Supplementary material from "Role-reversed polyandry is associated with faster fast-Z in shorebirds"

In birds, males are homogametic and carry two copies of the Z chromosome (‘ZZ’), whilst females are heterogametic and exhibit a ‘ZW’ genotype. The Z chromosome evolves at a faster rate than similarly sized autosomes, a phenomenon termed ‘fast-Z evolution’. This is thought to be caused by two independent processes – greater Z chromosome genetic drift due to a reduced effective population size, and stronger Z chromosome positive selection due to the exposure of partially recessive alleles to selection. Here we investigate the relative contributions of these processes, by considering the effect of role-reversed polyandry on fast-Z in shorebirds, a paraphyletic group of wading birds that exhibit unusually diverse mating systems. We find stronger fast-Z effects under role-reversed polyandry, consistent with particularly strong selection on polyandrous females driving the fixation of recessive beneficial alleles.

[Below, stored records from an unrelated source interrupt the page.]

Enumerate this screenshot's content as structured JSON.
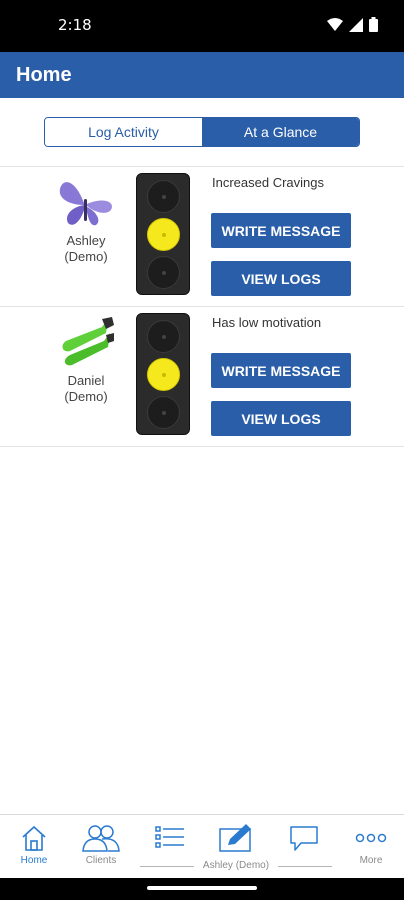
{
  "status_bar": {
    "time": "2:18"
  },
  "app_bar": {
    "title": "Home"
  },
  "segmented": {
    "options": [
      "Log Activity",
      "At a Glance"
    ],
    "selected": "At a Glance"
  },
  "clients": [
    {
      "name": "Ashley\n(Demo)",
      "avatar": "butterfly-icon",
      "light_level": "yellow",
      "status": "Increased Cravings",
      "write_label": "WRITE MESSAGE",
      "view_label": "VIEW LOGS"
    },
    {
      "name": "Daniel\n(Demo)",
      "avatar": "swim-fins-icon",
      "light_level": "yellow",
      "status": "Has low motivation",
      "write_label": "WRITE MESSAGE",
      "view_label": "VIEW LOGS"
    }
  ],
  "bottom_nav": {
    "home": "Home",
    "clients": "Clients",
    "group_label": "Ashley (Demo)",
    "more": "More",
    "active": "Home"
  },
  "colors": {
    "primary": "#2a5ea8",
    "traffic_yellow": "#f5e81c",
    "nav_active": "#2a7bd0"
  }
}
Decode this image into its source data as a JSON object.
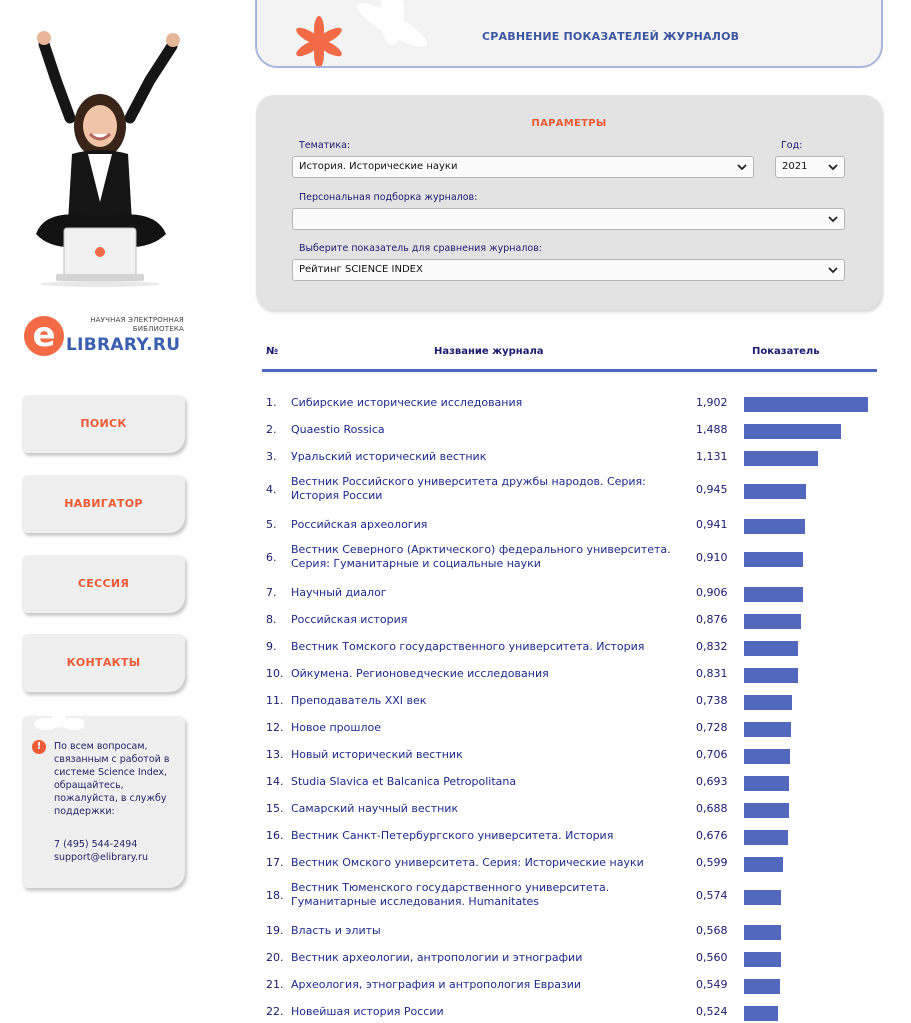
{
  "header": {
    "title": "СРАВНЕНИЕ ПОКАЗАТЕЛЕЙ ЖУРНАЛОВ"
  },
  "logo": {
    "tagline_line1": "НАУЧНАЯ ЭЛЕКТРОННАЯ",
    "tagline_line2": "БИБЛИОТЕКА",
    "mark": "e",
    "brand": "LIBRARY.RU"
  },
  "nav": {
    "search": "ПОИСК",
    "navigator": "НАВИГАТОР",
    "session": "СЕССИЯ",
    "contacts": "КОНТАКТЫ"
  },
  "support": {
    "text": "По всем вопросам, связанным с работой в системе Science Index, обращайтесь, пожалуйста, в службу поддержки:",
    "phone": "7 (495) 544-2494",
    "email": "support@elibrary.ru"
  },
  "params": {
    "title": "ПАРАМЕТРЫ",
    "topic_label": "Тематика:",
    "topic_value": "История. Исторические науки",
    "year_label": "Год:",
    "year_value": "2021",
    "personal_label": "Персональная подборка журналов:",
    "personal_value": "",
    "indicator_label": "Выберите показатель для сравнения журналов:",
    "indicator_value": "Рейтинг SCIENCE INDEX"
  },
  "table": {
    "col_num": "№",
    "col_name": "Название журнала",
    "col_value": "Показатель",
    "bar_color": "#5168bd",
    "rows": [
      {
        "num": "1.",
        "name": "Сибирские исторические исследования",
        "value": "1,902",
        "score": 1.902
      },
      {
        "num": "2.",
        "name": "Quaestio Rossica",
        "value": "1,488",
        "score": 1.488
      },
      {
        "num": "3.",
        "name": "Уральский исторический вестник",
        "value": "1,131",
        "score": 1.131
      },
      {
        "num": "4.",
        "name": "Вестник Российского университета дружбы народов. Серия: История России",
        "value": "0,945",
        "score": 0.945
      },
      {
        "num": "5.",
        "name": "Российская археология",
        "value": "0,941",
        "score": 0.941
      },
      {
        "num": "6.",
        "name": "Вестник Северного (Арктического) федерального университета. Серия: Гуманитарные и социальные науки",
        "value": "0,910",
        "score": 0.91
      },
      {
        "num": "7.",
        "name": "Научный диалог",
        "value": "0,906",
        "score": 0.906
      },
      {
        "num": "8.",
        "name": "Российская история",
        "value": "0,876",
        "score": 0.876
      },
      {
        "num": "9.",
        "name": "Вестник Томского государственного университета. История",
        "value": "0,832",
        "score": 0.832
      },
      {
        "num": "10.",
        "name": "Ойкумена. Регионоведческие исследования",
        "value": "0,831",
        "score": 0.831
      },
      {
        "num": "11.",
        "name": "Преподаватель XXI век",
        "value": "0,738",
        "score": 0.738
      },
      {
        "num": "12.",
        "name": "Новое прошлое",
        "value": "0,728",
        "score": 0.728
      },
      {
        "num": "13.",
        "name": "Новый исторический вестник",
        "value": "0,706",
        "score": 0.706
      },
      {
        "num": "14.",
        "name": "Studia Slavica et Balcanica Petropolitana",
        "value": "0,693",
        "score": 0.693
      },
      {
        "num": "15.",
        "name": "Самарский научный вестник",
        "value": "0,688",
        "score": 0.688
      },
      {
        "num": "16.",
        "name": "Вестник Санкт-Петербургского университета. История",
        "value": "0,676",
        "score": 0.676
      },
      {
        "num": "17.",
        "name": "Вестник Омского университета. Серия: Исторические науки",
        "value": "0,599",
        "score": 0.599
      },
      {
        "num": "18.",
        "name": "Вестник Тюменского государственного университета. Гуманитарные исследования. Humanitates",
        "value": "0,574",
        "score": 0.574
      },
      {
        "num": "19.",
        "name": "Власть и элиты",
        "value": "0,568",
        "score": 0.568
      },
      {
        "num": "20.",
        "name": "Вестник археологии, антропологии и этнографии",
        "value": "0,560",
        "score": 0.56
      },
      {
        "num": "21.",
        "name": "Археология, этнография и антропология Евразии",
        "value": "0,549",
        "score": 0.549
      },
      {
        "num": "22.",
        "name": "Новейшая история России",
        "value": "0,524",
        "score": 0.524
      }
    ]
  }
}
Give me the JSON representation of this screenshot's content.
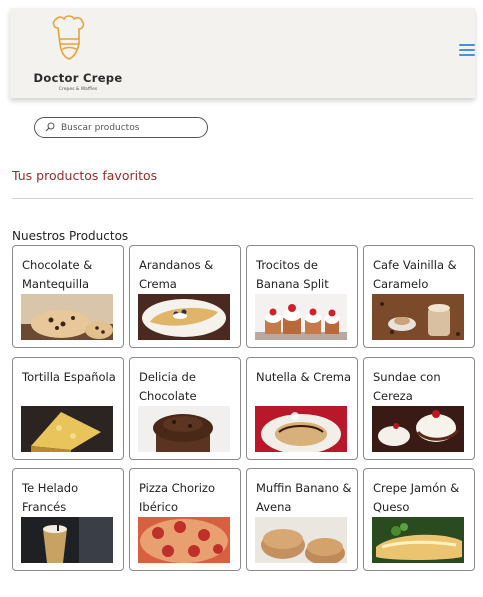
{
  "brand": {
    "name": "Doctor Crepe",
    "tagline": "Crepes & Waffles",
    "accent_color": "#e8a33a"
  },
  "menu_icon": "hamburger-menu-icon",
  "search": {
    "placeholder": "Buscar productos",
    "value": "",
    "icon": "search-icon"
  },
  "favorites": {
    "title": "Tus productos favoritos"
  },
  "products": {
    "title": "Nuestros Productos",
    "items": [
      {
        "name": "Chocolate & Mantequilla"
      },
      {
        "name": "Arandanos & Crema"
      },
      {
        "name": "Trocitos de Banana Split"
      },
      {
        "name": "Cafe Vainilla & Caramelo"
      },
      {
        "name": "Tortilla Española"
      },
      {
        "name": "Delicia de Chocolate"
      },
      {
        "name": "Nutella & Crema"
      },
      {
        "name": "Sundae con Cereza"
      },
      {
        "name": "Te Helado Francés"
      },
      {
        "name": "Pizza Chorizo Ibérico"
      },
      {
        "name": "Muffin Banano & Avena"
      },
      {
        "name": "Crepe Jamón & Queso"
      }
    ]
  }
}
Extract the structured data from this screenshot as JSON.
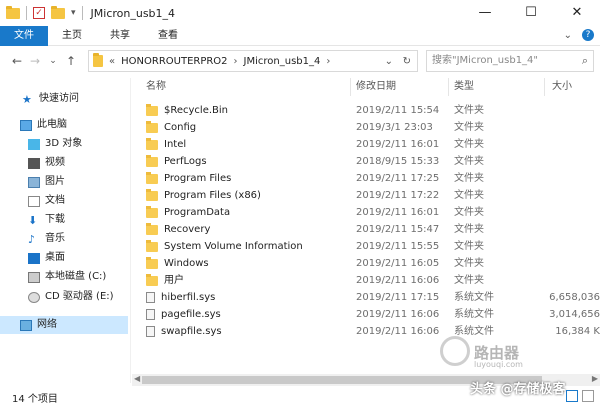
{
  "window": {
    "title": "JMicron_usb1_4",
    "minimize": "—",
    "maximize": "☐",
    "close": "✕"
  },
  "ribbon": {
    "file": "文件",
    "home": "主页",
    "share": "共享",
    "view": "查看",
    "expand": "⌄",
    "help": "?"
  },
  "nav": {
    "back": "←",
    "forward": "→",
    "recent": "⌄",
    "up": "↑"
  },
  "address": {
    "prefix": "«",
    "segments": [
      "HONORROUTERPRO2",
      "JMicron_usb1_4"
    ],
    "separator": "›",
    "dropdown": "⌄",
    "refresh": "↻"
  },
  "search": {
    "placeholder": "搜索\"JMicron_usb1_4\"",
    "icon": "⌕"
  },
  "sidebar": {
    "items": [
      {
        "label": "快速访问",
        "icon": "star-icon"
      },
      {
        "label": "此电脑",
        "icon": "pc-icon"
      },
      {
        "label": "3D 对象",
        "icon": "3d-objects-icon"
      },
      {
        "label": "视频",
        "icon": "video-icon"
      },
      {
        "label": "图片",
        "icon": "pictures-icon"
      },
      {
        "label": "文档",
        "icon": "documents-icon"
      },
      {
        "label": "下载",
        "icon": "download-icon"
      },
      {
        "label": "音乐",
        "icon": "music-icon"
      },
      {
        "label": "桌面",
        "icon": "desktop-icon"
      },
      {
        "label": "本地磁盘 (C:)",
        "icon": "drive-icon"
      },
      {
        "label": "CD 驱动器 (E:)",
        "icon": "cd-drive-icon"
      },
      {
        "label": "网络",
        "icon": "network-icon"
      }
    ]
  },
  "columns": {
    "name": "名称",
    "date": "修改日期",
    "type": "类型",
    "size": "大小"
  },
  "files": [
    {
      "name": "$Recycle.Bin",
      "date": "2019/2/11 15:54",
      "type": "文件夹",
      "size": "",
      "kind": "folder"
    },
    {
      "name": "Config",
      "date": "2019/3/1 23:03",
      "type": "文件夹",
      "size": "",
      "kind": "folder"
    },
    {
      "name": "Intel",
      "date": "2019/2/11 16:01",
      "type": "文件夹",
      "size": "",
      "kind": "folder"
    },
    {
      "name": "PerfLogs",
      "date": "2018/9/15 15:33",
      "type": "文件夹",
      "size": "",
      "kind": "folder"
    },
    {
      "name": "Program Files",
      "date": "2019/2/11 17:25",
      "type": "文件夹",
      "size": "",
      "kind": "folder"
    },
    {
      "name": "Program Files (x86)",
      "date": "2019/2/11 17:22",
      "type": "文件夹",
      "size": "",
      "kind": "folder"
    },
    {
      "name": "ProgramData",
      "date": "2019/2/11 16:01",
      "type": "文件夹",
      "size": "",
      "kind": "folder"
    },
    {
      "name": "Recovery",
      "date": "2019/2/11 15:47",
      "type": "文件夹",
      "size": "",
      "kind": "folder"
    },
    {
      "name": "System Volume Information",
      "date": "2019/2/11 15:55",
      "type": "文件夹",
      "size": "",
      "kind": "folder"
    },
    {
      "name": "Windows",
      "date": "2019/2/11 16:05",
      "type": "文件夹",
      "size": "",
      "kind": "folder"
    },
    {
      "name": "用户",
      "date": "2019/2/11 16:06",
      "type": "文件夹",
      "size": "",
      "kind": "folder"
    },
    {
      "name": "hiberfil.sys",
      "date": "2019/2/11 17:15",
      "type": "系统文件",
      "size": "6,658,036",
      "kind": "sys"
    },
    {
      "name": "pagefile.sys",
      "date": "2019/2/11 16:06",
      "type": "系统文件",
      "size": "3,014,656",
      "kind": "sys"
    },
    {
      "name": "swapfile.sys",
      "date": "2019/2/11 16:06",
      "type": "系统文件",
      "size": "16,384 K",
      "kind": "sys"
    }
  ],
  "status": {
    "count": "14 个项目"
  },
  "watermark": {
    "brand": "路由器",
    "sub": "luyouqi.com",
    "credit": "头条 @存储极客"
  }
}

This result contrasts with previous research in birds, which has tended to implicate a primary role of genetic drift in driving fast-Z variation. We suggest that this discrepancy can be interpreted in two ways – stronger sexual selection acting on polyandrous females overwhelms an otherwise central role of genetic drift, and/or sexual antagonism is also contributing significantly to fast-Z and is exacerbated in sexually dimorphic species.